Pharmacokinetic interaction
- Mirtazapine is extensively metabolized with CYP2D6 and CYP3A4, and to a lesser extent with participation CYP1A2. The study of interaction in healthy volunteers showed that paroxetine, an inhibitor CYP2D6, does not affect the pharmacokinetics of mirtazapine in a stationarycondition. Introduction in combination with a powerful inhibitor CYP3A4, ketoconazole increased the maximum levels in plasma and AUC mirtazapine by approximately 40% and 50%, respectively. Caution should be exercised when using mirtazapine in combination with potent inhibitors CYP3A4, inhibitors of HIV proteases, azole antifungal drugs, erythromycin or nefazodone.
- Carbamazepine and phenytoin, inductors CYP3A4, increased the clearance of mirtazapine approximately twice, which resulted in a 45-60% decrease in the concentrations of mirtazapine in plasma. When adding carbamazepine or another inducer of liver metabolism (eg rifampicin) to mirtazapine therapy, the dose of mirtazapine may need to be increased. When discontinuing treatment with such a drug, it may be necessary to reduce the dose of mirtazapine.
- When used in conjunction with cimetidine, the bioavailability of mirtazapine may increase by more than 50%. The dose of mirtazapine may be reduced at the start of treatment in combination with cimetidine or increased with cimetidine discontinuation of treatment.
- AT in vivo research interactions mirtazapine did not influence the pharmacokinetics of risperidone or paroxetine (CYP2D6 substrates), carbamazepine and phenytoin (CYP3A4 substrates), amitriptyline and cimetidine.
- There were no significant clinical effects or changes in pharmacokinetics in humans when treated with mirtazapine in combination with lithium.
Pharmacodynamic interaction
- Mirtazapine should not be used in combination with MAO inhibitors or within two weeks after discontinuation of treatment with an MAO inhibitor.
- Mirtazapine can enhance the sedative properties of benzodiazepines and other sedatives. Caution should be exercised when prescribing these medicines together with mirtazapine.
- Mirtazapine can enhance the depressant effect of alcohol on the central nervous system. Therefore, patients should be warned about the need to avoid drinking alcohol.
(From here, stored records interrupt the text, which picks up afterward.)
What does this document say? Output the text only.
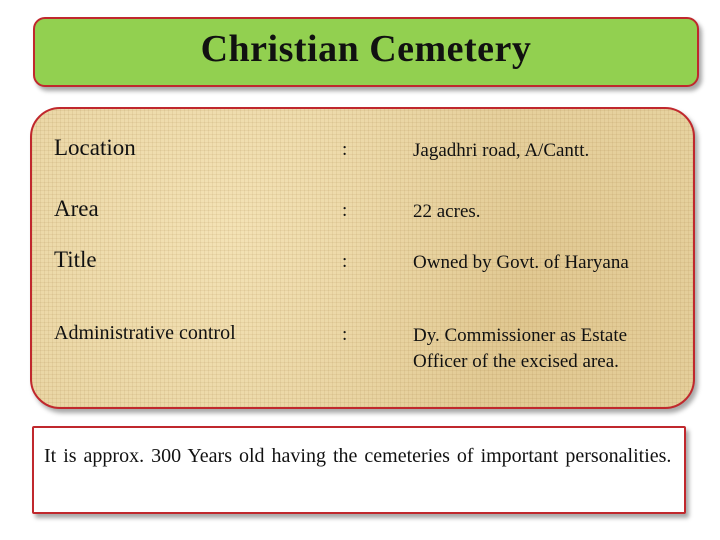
Christian Cemetery
Location	:	Jagadhri road, A/Cantt.
Area	:	22 acres.
Title	:	Owned by Govt. of Haryana
Administrative control	:	Dy. Commissioner as Estate Officer of the excised area.
It is approx. 300 Years old having the cemeteries of important personalities.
- In the case of other serotonergic drugs (for example, selective serotonin reuptake inhibitors and venlafaxine) in combination with mirtazapine, there is a risk of interaction that may lead to the development of serotonin syndrome.Based on the post-registration experience of the drug, it turned out that serotonin cider appears very rarely in patients receiving treatment with mirtazapine in combination with selective serotonin reuptake inhibitors or venlafaxine. If this combination is thought to be therapeutically necessary, then the dose should be carefully changed and the signs of the onset of serotonergic up-regulation should be directly monitored.
- Mirtazapine at a dose of 30 mg once a day caused a small but statistically significant increase in INR (International Normalized Ratio) in subjects treated with warfarin. You can not rule out a more pronounced effect with a higher dose of mirtazapine. It is recommended to monitor INR in case of treatment with warfarin in combination with mirtazapine.